Direnişteki İşçiler Platformu’ndan sonra kürsüye DİSK Genel Başkanı Süleyman Çelebi çıktı ve 33 yıl aradan sonra Taksim’in özgürleştirilmesinin önemine vurgu yaptı. “On yıllardan sonra Taksim’de Kemal Türkler’in bırakmış olduğu bu kürsüden işçi ve emekçilerin şanlı 1 Mayıs’ını kutluyorum.” dedi. Çelebi konuşmasında işçilerin haklı taleplerine, devletin işçiler ve emekçiler üzerindeki antidemokratik uygulamalara ve 26 Mayıs genel grevine vurgu yaptı. Platformda Avrupa’dan gelen sendika temsilcileri de vardı ve bir konuşma yaptı.

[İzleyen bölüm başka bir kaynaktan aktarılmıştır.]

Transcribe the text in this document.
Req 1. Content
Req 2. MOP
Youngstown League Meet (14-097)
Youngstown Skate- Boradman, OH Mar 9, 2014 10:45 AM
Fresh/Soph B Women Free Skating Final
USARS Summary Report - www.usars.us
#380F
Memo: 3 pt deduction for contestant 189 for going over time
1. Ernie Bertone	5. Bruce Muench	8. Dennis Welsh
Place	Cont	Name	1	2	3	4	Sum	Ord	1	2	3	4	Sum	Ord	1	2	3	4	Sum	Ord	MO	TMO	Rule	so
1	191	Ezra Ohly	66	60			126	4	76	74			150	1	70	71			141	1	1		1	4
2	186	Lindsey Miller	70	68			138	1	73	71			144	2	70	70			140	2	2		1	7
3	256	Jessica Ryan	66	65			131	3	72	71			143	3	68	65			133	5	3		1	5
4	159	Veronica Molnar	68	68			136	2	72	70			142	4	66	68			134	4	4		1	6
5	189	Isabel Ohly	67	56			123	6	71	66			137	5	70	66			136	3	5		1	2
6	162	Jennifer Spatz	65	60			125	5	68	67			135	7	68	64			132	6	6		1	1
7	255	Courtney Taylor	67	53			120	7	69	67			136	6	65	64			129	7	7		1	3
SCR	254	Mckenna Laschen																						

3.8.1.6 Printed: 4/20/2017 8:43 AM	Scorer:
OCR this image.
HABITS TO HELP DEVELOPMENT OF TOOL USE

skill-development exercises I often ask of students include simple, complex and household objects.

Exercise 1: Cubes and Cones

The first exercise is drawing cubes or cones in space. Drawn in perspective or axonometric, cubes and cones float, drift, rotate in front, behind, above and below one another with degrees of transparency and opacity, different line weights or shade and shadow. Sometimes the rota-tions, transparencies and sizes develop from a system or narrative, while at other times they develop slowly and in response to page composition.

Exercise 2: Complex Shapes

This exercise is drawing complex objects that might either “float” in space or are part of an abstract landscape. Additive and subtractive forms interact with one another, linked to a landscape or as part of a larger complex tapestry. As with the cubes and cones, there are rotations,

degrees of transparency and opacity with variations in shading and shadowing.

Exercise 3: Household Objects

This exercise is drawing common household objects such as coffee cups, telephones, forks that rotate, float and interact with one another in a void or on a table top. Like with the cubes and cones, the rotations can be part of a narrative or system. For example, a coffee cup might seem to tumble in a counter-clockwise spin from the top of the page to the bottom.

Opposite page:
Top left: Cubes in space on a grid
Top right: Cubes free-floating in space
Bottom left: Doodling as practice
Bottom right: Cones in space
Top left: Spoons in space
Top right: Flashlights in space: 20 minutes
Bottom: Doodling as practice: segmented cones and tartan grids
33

Pogram müzik gruplarının söylediği şarkılarla birlikte halaylarla bitti. Taksim özgürleşti!
Alınteri Taksim’e Şişli kolundan yürüyerek girdi. Sabah Şişli Camii önünde toplanan Alınteri okurları en önde Alınteri imzası olan pankart ve arkada “Kahrolsun Ücretli Kölelik Düzeni Kurtuluş Devrimde, Sosyalizmde” yazılı ikinci bir pankart açarak flamalarla yürüdü.
Yürüyüş sırasında sık sık “Kahrolsun ücretli kölelik düzeni”, “Kurtuluş devrimde sosyalizmde”, “Kurtuluş yok tek başına ya hep beraber ya hiç birimiz”, “Yaşasın 1 Mayıs, Bıji yek Gulan”, “Emekçilere özgürlük kahrolsun faşist diktatörlük”, “Kürt ulusuna özgürlük kahrolsun faşist diktatörlük”, “Herkese iş herkese çalışma hakkı”, “Herkese koşulsuz işgüvencesi”, “İşte Taksim işte 1 Mayıs”, “Dövüşe dövüşe kazandık” sloganları atıldı.
Alınterii okurları yürüyüş sırasında “Öncü işçiler 1 Mayıs kürsüsüne”, “Kahrolsun sendika ağaları”, “1 Mayıs kürsüsünü sendika ağalarına dar edelim”, “Kahroslun ücretli kölelik düzeni” yazan çok sayıda kuşlama yaptı.